Like its national counterpart, some people have criticized Occupy Cincinnati for lacking a coherent agenda and clear-cut goals. Nevertheless, the group has promised to remain active in 2012.
In another legal battle between a symbolic David and Goliath, the Cincinnati City Center Development Corp. (3CDC) quietly settled a federal lawsuit in September that had been filed by a group of tenants that had been forcibly removed from their downtown apartments.
The former tenants of the Metropole Hotel on Walnut Street were given $80,000 by 3CDC to settle their claim that they were improperly forced out; the settlement’s breakdown means each tenant will receive about $480.
As part of the deal, 3CDC didn’t admit to any wrongdoing but did agree to hold quarterly meetings for one year that outline affordable housing options in downtown and Over-the-Rhine. The first session was held Dec. 19.

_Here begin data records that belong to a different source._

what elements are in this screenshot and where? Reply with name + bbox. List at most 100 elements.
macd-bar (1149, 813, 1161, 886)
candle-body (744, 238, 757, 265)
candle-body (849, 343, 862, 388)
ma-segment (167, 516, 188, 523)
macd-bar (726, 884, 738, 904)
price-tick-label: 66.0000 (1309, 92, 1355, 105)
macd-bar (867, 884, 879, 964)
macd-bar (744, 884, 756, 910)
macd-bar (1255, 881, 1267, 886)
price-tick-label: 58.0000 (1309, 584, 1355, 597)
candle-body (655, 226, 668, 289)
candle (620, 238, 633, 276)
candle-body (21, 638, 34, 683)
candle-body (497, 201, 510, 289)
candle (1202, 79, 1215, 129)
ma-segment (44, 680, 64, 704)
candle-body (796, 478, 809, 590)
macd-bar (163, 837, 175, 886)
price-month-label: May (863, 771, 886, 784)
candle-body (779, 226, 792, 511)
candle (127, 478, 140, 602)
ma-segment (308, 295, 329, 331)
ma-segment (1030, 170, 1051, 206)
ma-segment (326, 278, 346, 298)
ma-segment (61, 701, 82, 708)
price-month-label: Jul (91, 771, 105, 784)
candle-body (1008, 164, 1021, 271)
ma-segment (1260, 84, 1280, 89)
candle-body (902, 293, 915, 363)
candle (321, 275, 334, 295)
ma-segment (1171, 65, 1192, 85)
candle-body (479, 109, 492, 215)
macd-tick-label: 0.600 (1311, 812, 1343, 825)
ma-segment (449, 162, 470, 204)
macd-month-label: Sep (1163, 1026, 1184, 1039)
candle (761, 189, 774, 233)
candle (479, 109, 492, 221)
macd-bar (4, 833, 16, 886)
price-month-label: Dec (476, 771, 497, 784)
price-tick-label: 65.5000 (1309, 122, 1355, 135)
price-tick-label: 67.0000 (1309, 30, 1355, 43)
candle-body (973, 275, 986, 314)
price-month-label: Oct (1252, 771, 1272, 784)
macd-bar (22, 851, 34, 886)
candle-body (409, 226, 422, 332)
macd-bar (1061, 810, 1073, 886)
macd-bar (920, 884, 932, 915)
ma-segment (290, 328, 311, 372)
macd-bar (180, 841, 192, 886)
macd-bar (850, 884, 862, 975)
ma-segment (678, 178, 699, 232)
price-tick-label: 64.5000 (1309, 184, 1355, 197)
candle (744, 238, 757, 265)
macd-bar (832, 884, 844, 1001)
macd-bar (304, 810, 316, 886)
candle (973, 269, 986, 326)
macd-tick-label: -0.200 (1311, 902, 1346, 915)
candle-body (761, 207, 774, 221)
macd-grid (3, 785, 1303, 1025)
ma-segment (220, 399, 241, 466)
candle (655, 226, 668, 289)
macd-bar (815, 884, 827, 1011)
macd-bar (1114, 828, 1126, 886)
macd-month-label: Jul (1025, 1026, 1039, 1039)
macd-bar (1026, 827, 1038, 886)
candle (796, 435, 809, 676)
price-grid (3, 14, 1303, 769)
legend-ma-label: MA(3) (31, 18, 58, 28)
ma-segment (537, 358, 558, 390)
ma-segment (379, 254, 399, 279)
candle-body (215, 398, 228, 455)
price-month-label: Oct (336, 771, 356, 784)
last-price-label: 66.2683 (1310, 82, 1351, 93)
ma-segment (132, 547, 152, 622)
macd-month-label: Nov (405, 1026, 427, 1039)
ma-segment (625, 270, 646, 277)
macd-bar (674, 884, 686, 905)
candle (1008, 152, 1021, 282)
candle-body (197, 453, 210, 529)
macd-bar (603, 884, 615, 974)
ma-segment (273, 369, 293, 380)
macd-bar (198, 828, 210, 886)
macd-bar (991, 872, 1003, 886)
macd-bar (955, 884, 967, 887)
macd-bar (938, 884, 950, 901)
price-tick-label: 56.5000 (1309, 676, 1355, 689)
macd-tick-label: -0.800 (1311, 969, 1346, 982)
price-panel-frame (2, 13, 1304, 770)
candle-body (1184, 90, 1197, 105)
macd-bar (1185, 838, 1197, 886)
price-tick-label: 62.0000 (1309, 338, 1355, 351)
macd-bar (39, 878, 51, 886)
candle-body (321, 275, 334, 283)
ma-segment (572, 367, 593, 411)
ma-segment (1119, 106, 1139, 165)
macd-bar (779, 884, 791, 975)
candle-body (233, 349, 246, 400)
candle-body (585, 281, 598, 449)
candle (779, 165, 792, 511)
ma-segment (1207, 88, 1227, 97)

Located across the street from the Aronoff Center for the Arts, The Metropole was home to about 207 people, many of them elderly or disabled. The building was operated as federally subsidized affordable rental housing since 1971, but the building’s long-term contract with HUD to provide affordable housing expired in 1991. Its owner, Showe Builders Inc., decided to sell the dilapidated property to 3CDC in November 2009 for $6.25 million.
All tenants were given notice that they must relocate within one year. The firm provided tenants with vouchers that could be used at an apartment or house of the person’s choice, and paid moving expenses.
3CDC is converting the Metropole into the 21c Museum Hotel, modeled after a similar hotel in Louisville’s West Main Street Historic District. The luxury hotel, slated to open in mid-2012, will feature 160 rooms, a contemporary art gallery and other upscale amenities.
And in one of the more noteworthy moves during 2011, Cincinnati Police Chief Thomas Stretcher Jr. retired after serving 12 years in the department’s top spot.
During Streicher’s rocky tenure, Cincinnati endured three days of scattered rioting after the April 7, 2001, police shooting death of Timothy Thomas. The 19-year-old, unarmed black man — wanted only on misdemeanor warrants — was killed during a late-night foot chase down a dark Over-the-Rhine alley. He was the 15th African-American killed by Cincinnati Police in five years, a period in which no white people had been killed in police encounters.
Even before the Thomas incident, a class-action lawsuit had been filed that accused police of harassing African Americans. After the riots, the U.S. Justice Department was invited to Cincinnati by city officials — against Streicher’s wishes — to monitor local operations and recommend improvements. Ultimately, dozens of police reforms were implemented, even though Streicher initially resisted the changes and took to talk radio to criticize the process.
Other highlights of Streicher’s rocky reign included the domestic violence complaint lodged against him by his then-wife, Kathryn, when she filed for divorce in 2001; his later marriage to a subordinate officer who was then granted disability retirement; and his reluctance to confront the slowdown in arrests that occurred after the riots.
A study by a nationally renowned police expert in 2005 found officers had low morale not due to City Council but because of department leadership.
In June, James Craig was hired to succeed Streicher. Craig, 54, is Cincinnati’s first African-American police chief and the first person hired as chief from outside the current ranks.
Craig was police chief in Portland, Maine, a position he took after retiring from a long career with the Los Angeles Police Department.
During his time with the LAPD, Craig served as the commanding officer in Juvenile Division and the Operations Support Divisions, where he implemented strategies to crack down on gang activity and sustain crime reduction efforts over a three-year period in the Southwest L.A. area.